A lot of people, especially progressives, had been terrified of Fed tightening, thinking that this could send the economy into a tailspin. But Powell was never going to pull a Volcker here. Inflation is high compared to recent years, but it’s not yet out of control; the Fed didn’t have to bring inflation way down like in the early 80s, but merely to keep inflation expectations under control to prevent the emergence of a self-fulfilling runaway upward spiral.
And it looks like the Fed is successfully doing just that. The stock market surged following the announcement of tightening:
If people believed Powell were going to raise interest rates enough to actually force inflation back down to 2% in the face of ongoing supply chain disruptions, we would not see stocks going up. They would be crashing, because we’d be about to face a recession. The fact that stocks are up means that people now believe that Powell has successfully engineered a soft landing for inflation. Barring devastation from Omicron, employment will continue its rapid, healthy recovery.
But by the same token, don’t expect inflation to go back down to 2% soon. Powell is putting a lid on inflation, not slaying it. This is as it should be. Inflation is largely persistent because of ongoing disruptions to global supply chains, and one basic principle of monetary policy is that you don’t use policy to try to fight a supply shock. Instead you let it run its course, and use monetary policy to keep the resulting inflation from spiraling out of control.
That’s bad news for workers whose raises will be eaten up by rising prices. Low single-digit inflation will still probably cause popular discontent, and may hurt Democrats at the polls. But the alternative — smashing the economy and throwing millions back out of work just to drive inflation down a few percentage points — would likely be even worse.
So if there’s one unifying message for these Covid and inflation updates, it’s this: Many of our institutions are more functional than we tend to think. Regarding Omicron, our public health authorities didn’t encourage boosters, but the Biden administration has allowed and endorsed them, our providers have rolled them out very widely very fast, and our scientists invented them in the first place. Meanwhile, our central bank looks like it’ll manage to keep a lid on the most significant inflation in four decades without hurting the economy.

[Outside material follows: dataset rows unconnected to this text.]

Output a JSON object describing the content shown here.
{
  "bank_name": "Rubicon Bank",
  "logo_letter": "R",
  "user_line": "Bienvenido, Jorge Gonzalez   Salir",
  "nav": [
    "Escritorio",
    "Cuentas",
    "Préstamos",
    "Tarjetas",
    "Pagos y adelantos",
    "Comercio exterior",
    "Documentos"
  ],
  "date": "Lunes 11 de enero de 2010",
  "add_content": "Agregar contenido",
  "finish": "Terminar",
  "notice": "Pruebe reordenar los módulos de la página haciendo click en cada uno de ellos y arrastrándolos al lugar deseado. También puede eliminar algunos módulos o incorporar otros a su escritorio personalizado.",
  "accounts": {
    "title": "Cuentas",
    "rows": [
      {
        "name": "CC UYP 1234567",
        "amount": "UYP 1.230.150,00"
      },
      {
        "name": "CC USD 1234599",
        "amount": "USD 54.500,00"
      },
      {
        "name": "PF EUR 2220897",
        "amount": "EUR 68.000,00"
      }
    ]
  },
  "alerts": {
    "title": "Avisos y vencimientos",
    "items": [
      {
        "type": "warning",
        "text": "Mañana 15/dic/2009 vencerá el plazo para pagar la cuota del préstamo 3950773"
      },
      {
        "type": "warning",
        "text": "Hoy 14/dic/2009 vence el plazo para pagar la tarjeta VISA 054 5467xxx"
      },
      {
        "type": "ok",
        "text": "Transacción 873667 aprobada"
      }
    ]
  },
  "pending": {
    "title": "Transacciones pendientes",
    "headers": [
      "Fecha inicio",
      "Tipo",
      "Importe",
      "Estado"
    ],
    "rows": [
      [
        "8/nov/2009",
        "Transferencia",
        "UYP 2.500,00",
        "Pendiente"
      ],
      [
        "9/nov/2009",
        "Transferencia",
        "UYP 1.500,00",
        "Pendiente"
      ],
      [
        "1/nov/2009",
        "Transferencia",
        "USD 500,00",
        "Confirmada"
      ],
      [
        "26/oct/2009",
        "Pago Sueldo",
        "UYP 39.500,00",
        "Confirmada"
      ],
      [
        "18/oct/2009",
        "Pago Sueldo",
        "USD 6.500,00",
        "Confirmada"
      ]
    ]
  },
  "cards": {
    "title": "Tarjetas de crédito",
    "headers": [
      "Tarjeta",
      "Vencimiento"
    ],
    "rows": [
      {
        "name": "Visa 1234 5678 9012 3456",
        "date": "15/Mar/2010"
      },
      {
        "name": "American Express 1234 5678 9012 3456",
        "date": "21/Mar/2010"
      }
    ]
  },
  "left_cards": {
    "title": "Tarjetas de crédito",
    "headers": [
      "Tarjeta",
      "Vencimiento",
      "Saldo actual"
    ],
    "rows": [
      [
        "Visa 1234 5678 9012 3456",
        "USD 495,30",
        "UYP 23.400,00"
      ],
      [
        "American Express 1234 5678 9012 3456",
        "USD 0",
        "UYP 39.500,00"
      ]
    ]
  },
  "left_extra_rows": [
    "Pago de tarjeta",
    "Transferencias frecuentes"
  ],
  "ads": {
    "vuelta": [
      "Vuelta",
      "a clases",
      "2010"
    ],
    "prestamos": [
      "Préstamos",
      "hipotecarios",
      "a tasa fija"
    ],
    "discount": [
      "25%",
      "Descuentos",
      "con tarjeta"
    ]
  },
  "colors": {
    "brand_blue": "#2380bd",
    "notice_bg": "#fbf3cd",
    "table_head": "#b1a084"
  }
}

Those look like some reasonably functional institutions to me.
Thanks for mentioning the effectiveness of our institutions. They need all our support.
You emphasis the supply shock as a cause of inflation. However there has been a huge increase in demand as consumer switched spending from services to goods, presumably for pandemic related reasons. Also actual supply has increased. It is really a demand shock.